Tiktok, Instagram, Snapchat und Co sind für Jugendliche unter 16 Jahren in Australien ab jetzt tabu. Während in Deutschland über ähnliche Regeln diskutiert wird, ist man andernorts bereits einen Schritt weiter.

Mobbing, Cyber-Grooming, Doomscrolling; Bildschirmsucht, Konzentrationsprobleme, Depressionen: Kinder und Jugendliche sind im digitalen Raum und durch ständige Smartphone-Nutzung einer Vielzahl an Gefahren und Risiken ausgesetzt. Um sie besser zu schützen, führt Australien Anfang Dezember ein Social-Media-Verbot für alle unter 16 Jahren ein.

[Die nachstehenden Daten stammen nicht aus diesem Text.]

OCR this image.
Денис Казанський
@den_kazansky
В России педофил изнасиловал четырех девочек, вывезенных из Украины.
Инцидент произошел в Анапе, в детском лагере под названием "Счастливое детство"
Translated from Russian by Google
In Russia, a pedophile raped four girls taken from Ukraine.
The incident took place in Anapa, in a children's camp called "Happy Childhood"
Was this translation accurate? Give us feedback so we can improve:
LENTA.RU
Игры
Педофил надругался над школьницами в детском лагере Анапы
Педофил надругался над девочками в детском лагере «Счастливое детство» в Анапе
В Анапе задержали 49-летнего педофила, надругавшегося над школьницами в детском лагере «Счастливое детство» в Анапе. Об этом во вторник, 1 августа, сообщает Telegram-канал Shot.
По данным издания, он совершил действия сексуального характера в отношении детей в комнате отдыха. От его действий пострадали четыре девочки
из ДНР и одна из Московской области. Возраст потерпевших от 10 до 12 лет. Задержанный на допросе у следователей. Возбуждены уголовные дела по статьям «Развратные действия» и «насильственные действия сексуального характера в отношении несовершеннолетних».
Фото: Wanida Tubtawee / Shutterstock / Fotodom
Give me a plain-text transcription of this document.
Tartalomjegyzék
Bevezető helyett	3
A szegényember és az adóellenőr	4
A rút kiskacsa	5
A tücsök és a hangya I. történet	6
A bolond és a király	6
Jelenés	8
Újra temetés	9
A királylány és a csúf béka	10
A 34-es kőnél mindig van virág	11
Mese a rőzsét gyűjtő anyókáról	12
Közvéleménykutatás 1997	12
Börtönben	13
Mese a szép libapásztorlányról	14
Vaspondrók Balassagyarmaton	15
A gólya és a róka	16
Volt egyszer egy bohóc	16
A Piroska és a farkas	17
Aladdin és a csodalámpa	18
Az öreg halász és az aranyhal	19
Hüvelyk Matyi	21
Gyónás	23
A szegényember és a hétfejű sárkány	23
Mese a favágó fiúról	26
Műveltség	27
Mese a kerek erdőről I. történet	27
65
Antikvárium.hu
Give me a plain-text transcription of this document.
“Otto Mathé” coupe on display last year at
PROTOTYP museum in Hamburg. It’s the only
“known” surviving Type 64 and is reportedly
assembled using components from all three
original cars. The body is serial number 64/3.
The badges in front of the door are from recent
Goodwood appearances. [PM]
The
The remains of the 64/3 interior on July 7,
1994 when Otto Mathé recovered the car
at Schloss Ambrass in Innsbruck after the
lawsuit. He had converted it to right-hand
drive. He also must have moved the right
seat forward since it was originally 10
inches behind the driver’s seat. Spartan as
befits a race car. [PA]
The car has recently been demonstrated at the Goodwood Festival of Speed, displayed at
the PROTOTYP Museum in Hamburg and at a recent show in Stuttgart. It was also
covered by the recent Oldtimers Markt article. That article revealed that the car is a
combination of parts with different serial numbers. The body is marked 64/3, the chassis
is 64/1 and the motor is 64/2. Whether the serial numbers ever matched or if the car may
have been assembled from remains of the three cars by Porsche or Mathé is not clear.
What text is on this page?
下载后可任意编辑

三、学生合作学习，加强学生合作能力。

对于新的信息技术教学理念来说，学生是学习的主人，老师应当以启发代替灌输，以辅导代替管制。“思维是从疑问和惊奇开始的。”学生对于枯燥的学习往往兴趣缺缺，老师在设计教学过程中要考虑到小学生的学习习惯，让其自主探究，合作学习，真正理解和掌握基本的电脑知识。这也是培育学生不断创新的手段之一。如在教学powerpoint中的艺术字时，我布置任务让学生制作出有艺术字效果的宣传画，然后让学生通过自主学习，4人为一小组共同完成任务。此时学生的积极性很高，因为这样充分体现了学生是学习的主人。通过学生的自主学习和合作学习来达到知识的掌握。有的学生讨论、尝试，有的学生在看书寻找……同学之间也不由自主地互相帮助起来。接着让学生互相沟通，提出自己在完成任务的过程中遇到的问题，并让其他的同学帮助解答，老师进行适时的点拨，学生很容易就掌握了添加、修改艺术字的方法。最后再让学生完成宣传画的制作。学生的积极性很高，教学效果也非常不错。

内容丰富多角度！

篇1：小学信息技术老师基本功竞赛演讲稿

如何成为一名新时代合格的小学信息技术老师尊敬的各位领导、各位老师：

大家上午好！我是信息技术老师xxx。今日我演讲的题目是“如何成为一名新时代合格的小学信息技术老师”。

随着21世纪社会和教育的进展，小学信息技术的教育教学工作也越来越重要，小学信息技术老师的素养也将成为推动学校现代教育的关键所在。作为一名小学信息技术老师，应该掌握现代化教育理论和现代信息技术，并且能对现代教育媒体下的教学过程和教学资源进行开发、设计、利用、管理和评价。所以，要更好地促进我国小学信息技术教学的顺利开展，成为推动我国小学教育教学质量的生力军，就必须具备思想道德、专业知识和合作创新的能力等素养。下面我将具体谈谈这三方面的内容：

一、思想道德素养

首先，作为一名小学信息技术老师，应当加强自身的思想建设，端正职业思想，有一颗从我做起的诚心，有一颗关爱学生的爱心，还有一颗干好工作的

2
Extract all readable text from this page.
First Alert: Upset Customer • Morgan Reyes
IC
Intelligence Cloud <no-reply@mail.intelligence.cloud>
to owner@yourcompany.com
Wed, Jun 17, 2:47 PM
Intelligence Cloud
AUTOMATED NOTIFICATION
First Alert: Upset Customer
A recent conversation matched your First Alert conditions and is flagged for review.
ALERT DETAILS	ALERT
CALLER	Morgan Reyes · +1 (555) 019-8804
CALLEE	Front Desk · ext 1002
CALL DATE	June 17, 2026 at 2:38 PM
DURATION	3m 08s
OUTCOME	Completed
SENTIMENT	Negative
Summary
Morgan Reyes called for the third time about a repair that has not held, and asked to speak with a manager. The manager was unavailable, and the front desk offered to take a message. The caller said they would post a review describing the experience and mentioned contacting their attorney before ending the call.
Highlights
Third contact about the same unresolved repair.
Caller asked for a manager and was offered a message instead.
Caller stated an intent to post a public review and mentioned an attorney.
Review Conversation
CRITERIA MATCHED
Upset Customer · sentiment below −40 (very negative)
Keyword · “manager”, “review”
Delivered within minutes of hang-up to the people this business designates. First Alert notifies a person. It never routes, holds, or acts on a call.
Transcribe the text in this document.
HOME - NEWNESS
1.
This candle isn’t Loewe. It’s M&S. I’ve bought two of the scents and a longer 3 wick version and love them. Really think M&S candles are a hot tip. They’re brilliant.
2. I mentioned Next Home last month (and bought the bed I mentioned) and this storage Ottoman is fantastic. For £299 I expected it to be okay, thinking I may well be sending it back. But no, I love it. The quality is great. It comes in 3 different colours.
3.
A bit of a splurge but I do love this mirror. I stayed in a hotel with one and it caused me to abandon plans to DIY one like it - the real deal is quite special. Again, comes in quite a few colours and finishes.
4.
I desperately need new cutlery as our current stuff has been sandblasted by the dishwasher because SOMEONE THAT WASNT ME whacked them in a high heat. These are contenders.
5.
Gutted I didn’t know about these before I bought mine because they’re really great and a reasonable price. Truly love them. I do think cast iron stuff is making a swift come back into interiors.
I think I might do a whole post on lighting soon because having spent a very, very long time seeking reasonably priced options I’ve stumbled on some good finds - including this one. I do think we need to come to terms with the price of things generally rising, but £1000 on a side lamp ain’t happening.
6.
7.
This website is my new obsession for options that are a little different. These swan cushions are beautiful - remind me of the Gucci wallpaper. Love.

Neben Tiktok, Instagram und Facebook gilt die Alterssperre auch für Youtube, X, Snapchat und weitere Plattformen. Insgesamt zehn Plattformen setzt die Regierung in Canberra auf die Liste. Das Gesetz ist bislang weltweit einzigartig. Wie steht man in Deutschland und anderen Ländern zum australischen Modell?

Mehrheit der Deutschen für Altersgrenze

Laut einer repräsentativen Umfrage des Instituts Insa spricht sich mehr als die Hälfte der Deutschen für eine Altersbeschränkung bei sozialen Netzwerken aus. Demnach gaben 60 Prozent der Befragten an, ein solches Verbot zu befürworten. 24 Prozent sagten, sie seien gegen diese Regulierung, 10 Prozent war es egal. 6 Prozent machten keine Angaben oder wussten den Angaben zufolge nicht, wie sie sich positionieren sollten.

Nach "Bild"-Angaben befürworteten Anhängerinnen und Anhänger der Grünen (71 Prozent), der CDU (70 Prozent) und der SPD (69 Prozent) ein Verbot am stärksten. Zurückhaltender seien Wählerinnen und Wähler von AfD und FDP. Dort seien es jeweils 57 Prozent.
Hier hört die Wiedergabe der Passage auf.